Wie alle zwei Jahre, gebe es auch beim Malteser-Bundesjugendlager 2025 wieder das Konzept “Wilde Wiese”: wenig festes Programm – viel Eigeninitiative. So werden die Kinder und Jugendlichen eingeladen, selbst zu kochen, sich zu entfalten und etwa Workshops füreinander anzubieten. In den Vorjahren habe es einmal einen Kurs im Nagellackieren gegeben; andere Teilnehmer hätten aus einem Zelt eine “Escape-Jurte” und ein entsprechendes Spiel kreiert, bei dem man den Weg nach draußen finden mussten.
So wie sich manche Programmpunkte in den vergangenen Jahren weiterentwickelt haben, so ist laut Schmuck auch das Gespür für Grenzverletzungen gewachsen. “Bei Geländespielen wurde früher mehr gerangelt – heute gehen wir damit sensibler um.”
Auch Kinderschutz und Prävention hätten heute eine viel größere Bedeutung. Bei den Pfadfindern fungierten mitunter schon 14-, 15-Jährige als Gruppenleiter und wüchsen so in die Verantwortung hinein. Mit 16 Jahren absolvierten sie dann die sogenannte JuLeiCa-Schulung, die auch Fragen zu Kinderschutz und Prävention umfassen kann. JuLeiCa steht für JugendLeitercard und bescheinigt den qualifizierten Umgang mit Heranwachsenden nach bundesweiten Standards. Sensible Themen werden laut Schmuck in weiteren Fortbildungen vertieft.
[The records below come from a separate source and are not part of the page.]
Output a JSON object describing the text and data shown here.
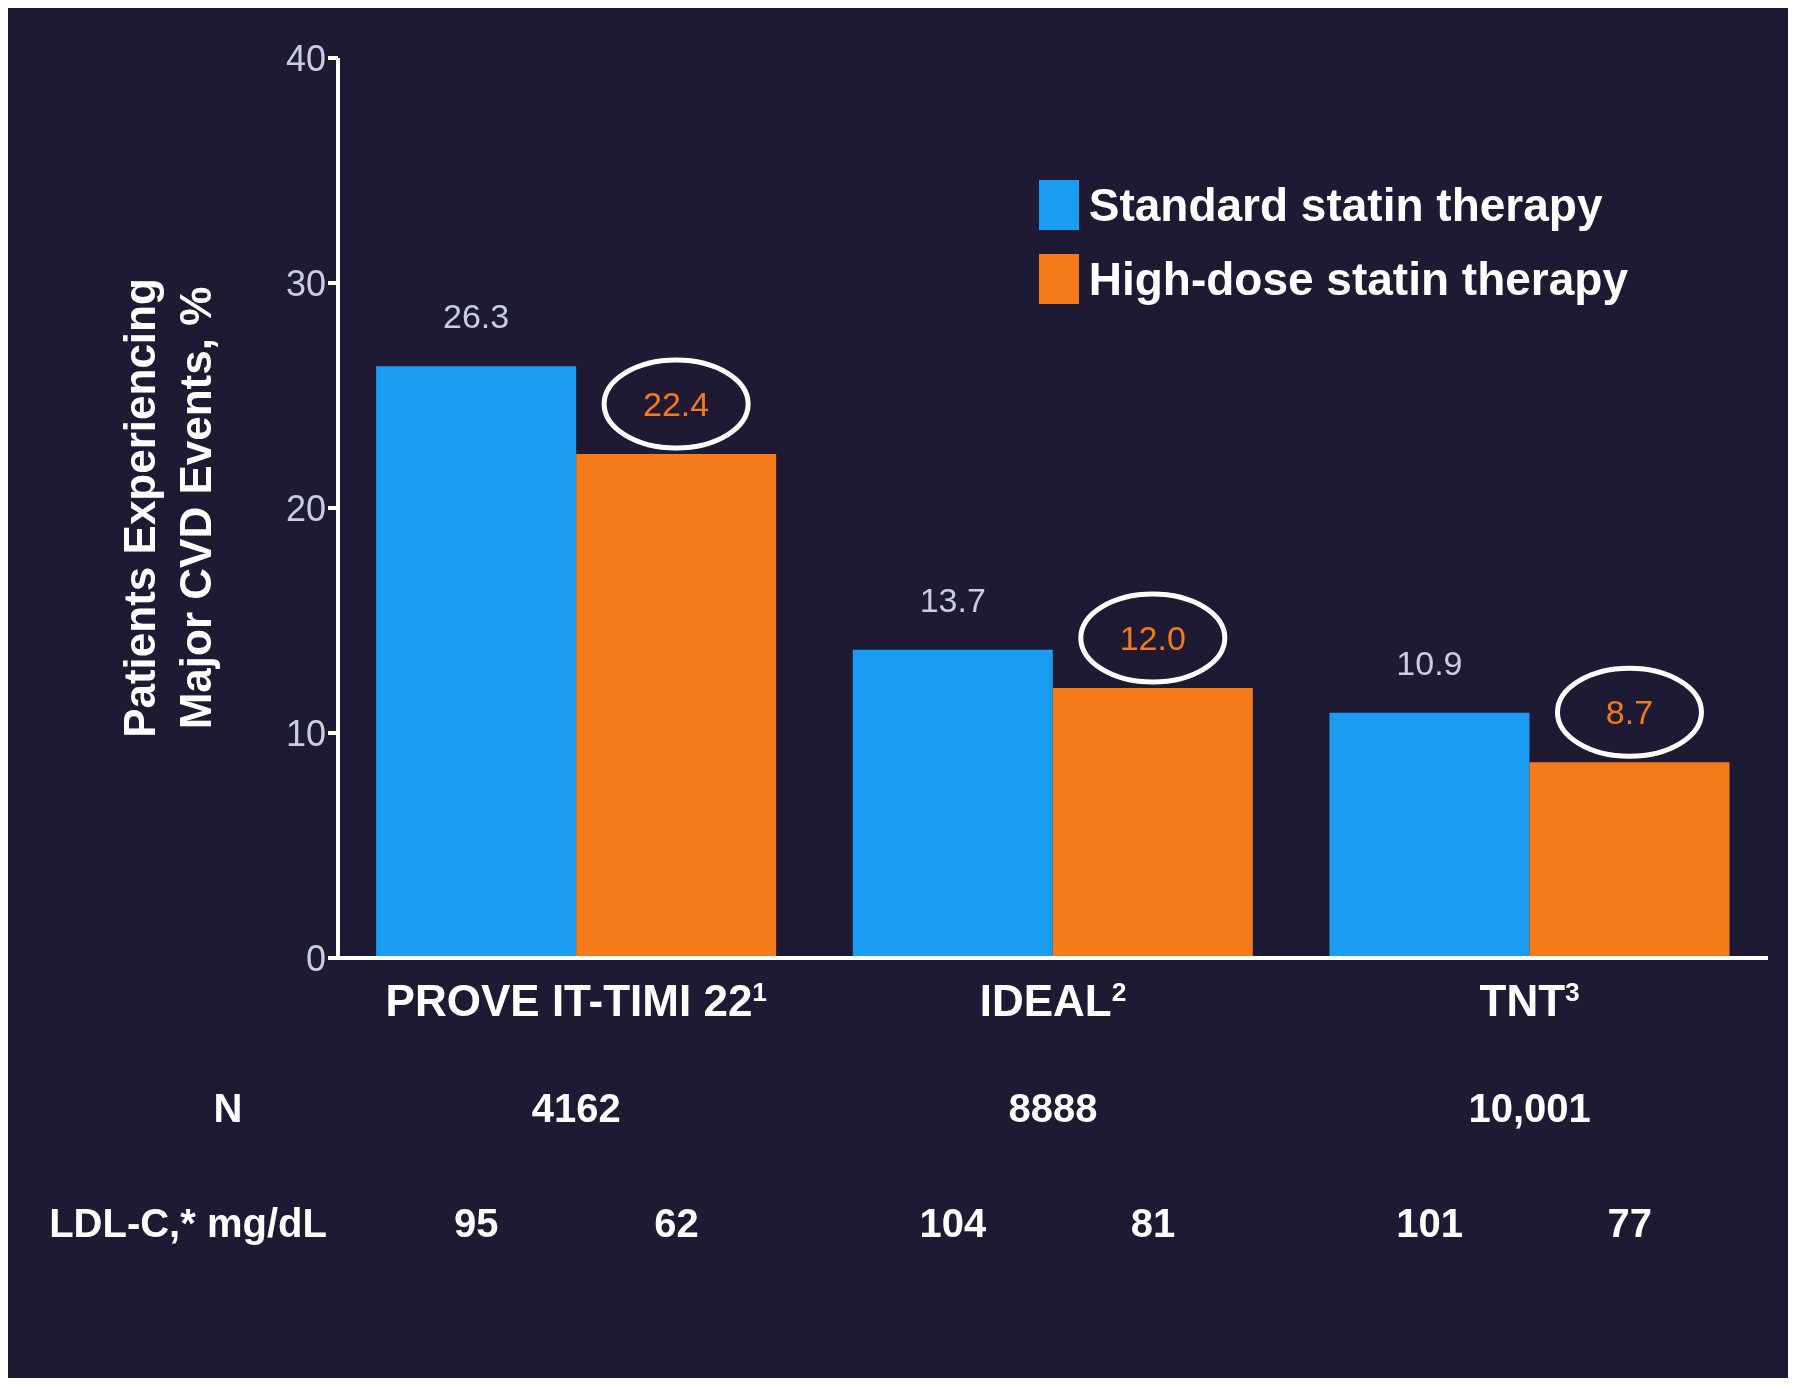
{
  "chart_data": {
    "type": "bar",
    "ylabel": "Patients Experiencing Major CVD Events, %",
    "categories": [
      "PROVE IT-TIMI 22$^{1}$",
      "IDEAL$^{2}$",
      "TNT$^{3}$"
    ],
    "series": [
      {
        "name": "Standard statin therapy",
        "color": "#1a9cf0",
        "values": [
          26.3,
          13.7,
          10.9
        ],
        "value_labels": [
          "26.3",
          "13.7",
          "10.9"
        ]
      },
      {
        "name": "High-dose statin therapy",
        "color": "#f47a1a",
        "values": [
          22.4,
          12.0,
          8.7
        ],
        "value_labels": [
          "22.4",
          "12.0",
          "8.7"
        ]
      }
    ],
    "ylim": [
      0,
      40
    ],
    "yticks": [
      0,
      10,
      20,
      30,
      40
    ],
    "legend": "top right",
    "annotations": [
      "N",
      "4162",
      "8888",
      "10,001",
      "LDL-C,* mg/dL",
      "95",
      "62",
      "104",
      "81",
      "101",
      "77"
    ]
  }
}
Ähnlich ist es bei den Maltesern. “Wir sind als Verband gut aufgestellt und haben dafür eine eigene Stabsstelle”, sagt Joswig. In der Malteserjugend gebe es einen eigenen Arbeitskreis für Kinderrechte, außerdem sei sie Mitglied im Netzwerk Kinderrechte. “Kinder und Jugendliche sind also bestens bei uns aufgehoben, wir haben gute Schutzmechanismen”. Ihr Tipp für Eltern, die auf der Suche nach einem seriösen Anbieter für ein Zeltlager sind: einen Veranstalter von Kinder- und Jugendverbänden mit einem anerkannten Dachverband wählen, etwa den katholischen Pfadfindern.
Joswig möchte ihre Erfahrungen im Zeltlager nicht missen. Über ihr Engagement bei den Maltesern sei “ein Freundeskreis fürs Leben” entstanden.